Explanation of newton's method example on java

http://introcs.cs.princeton.edu/java/13flow/Sqrt.java.html:

public class Sqrt { 
    public static void main(String[] args) { 

        // read in the command-line argument
        double c = Double.parseDouble(args[0]);
        double epsilon = 1e-15;    // relative error tolerance
        double t = c;              // estimate of the square root of c

        // repeatedly apply Newton update step until desired precision is achieved
        while (Math.abs(t - c/t) > epsilon*t) {
            t = (c/t + t) / 2.0;
        }

        // print out the estimate of the square root of c
        System.out.println(t);
    }

}

The thing is..I understand perfectly well how the program works itself. The problem I have is with the equation f(x) = x^2 - c and how that relates to the code above. Like, why divide it by x so that x(x - c/x)? There seems to be a missing mathematical explanation when it comes to some of these examples. In other words, I'm looking for an explanation from a simple mathematical stand point, NOT coding as so much.

Solution

You are given c and you want to solve

t = sqrt(c)

or equivalently,

c = t^2

or then again,

c - t^2 = 0.

I'll call the above equation f(t) = 0 (no mention of c since it is a given constant). Newton method iterates over trial values of t, which I'll label t_i, t_{i+1}, ....

The Taylor expansion to 1st order is:

f(t_i + dt_i) = f(t_i) + dt_i * f'(t_i) + ...

So if you don't quite have f(t_i) = 0, you add a dt_i such that

f(t_i + dt_i) nearly = 0 = f(t_i) + dt_i * f'(t_i) + ...

So dt_i = -f(t_i) / f'(t_i), i.e. f(t_i + -f(t_i) / f'(t_i)) is closer to zero than f(t_i).

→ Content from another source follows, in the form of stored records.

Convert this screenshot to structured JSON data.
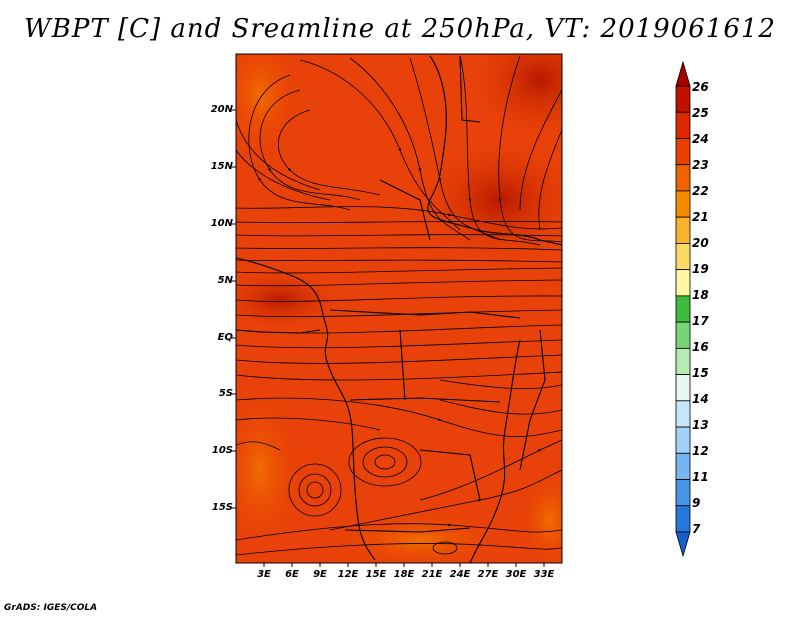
{
  "title": "WBPT [C] and Sreamline at 250hPa, VT: 2019061612",
  "footer": "GrADS: IGES/COLA",
  "lat_labels": [
    "20N",
    "15N",
    "10N",
    "5N",
    "EQ",
    "5S",
    "10S",
    "15S"
  ],
  "lon_labels": [
    "3E",
    "6E",
    "9E",
    "12E",
    "15E",
    "18E",
    "21E",
    "24E",
    "27E",
    "30E",
    "33E"
  ],
  "colorbar": {
    "labels": [
      "26",
      "25",
      "24",
      "23",
      "22",
      "21",
      "20",
      "19",
      "18",
      "17",
      "16",
      "15",
      "14",
      "13",
      "12",
      "11",
      "9",
      "7"
    ],
    "colors": [
      "#a50000",
      "#c01000",
      "#dc2800",
      "#e84000",
      "#f06400",
      "#f58c00",
      "#fab42c",
      "#fcd864",
      "#fef6a4",
      "#3cbc3c",
      "#78d478",
      "#b4ecb4",
      "#e6f8f0",
      "#c8e6fa",
      "#a0d2fa",
      "#78b4f0",
      "#4a96e6",
      "#2878dc",
      "#1460cc"
    ]
  },
  "map": {
    "background_color": "#e63c00",
    "lat_range": [
      "19S",
      "24N"
    ],
    "lon_range": [
      "0E",
      "35E"
    ]
  }
}
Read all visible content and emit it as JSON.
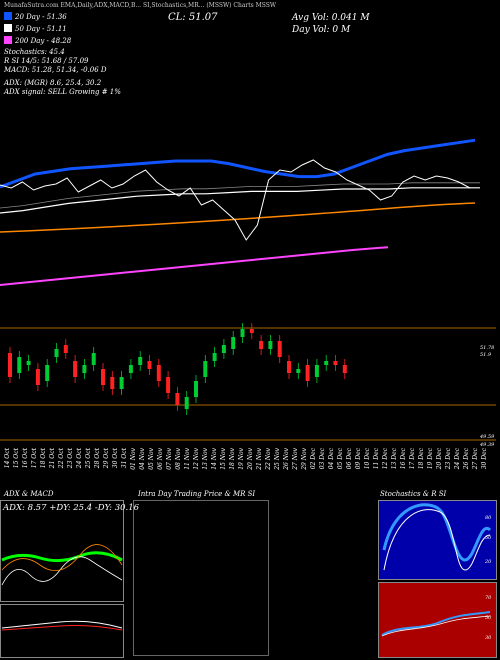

If you do the derivatives for f(t) = c - t^2, you'll see that the equation in the code t_{i+1} = (c / t_i + t_i) / 2 is just the iterative formula t_{i+1} = t_i + dt_i with the dt_i estimated above.

This is iterative method, so it does not give an exact solution. You need to decide when you want to stop (sufficient precision), otherwise the algorithm would go on forever. That's why you check f(t_i) < threshold instead of the true f(t_i) = 0. In their case they chose a threshold = epsilon * t^2; I think the multiplication by t^2 was used because if you used a fixed constant as a threshold, you might run into numerical accuracy problems (i.e. if you are playing with trillions, you could never get an fixed accuracy of 10^{-10} due to the finite precision of floating point representation.)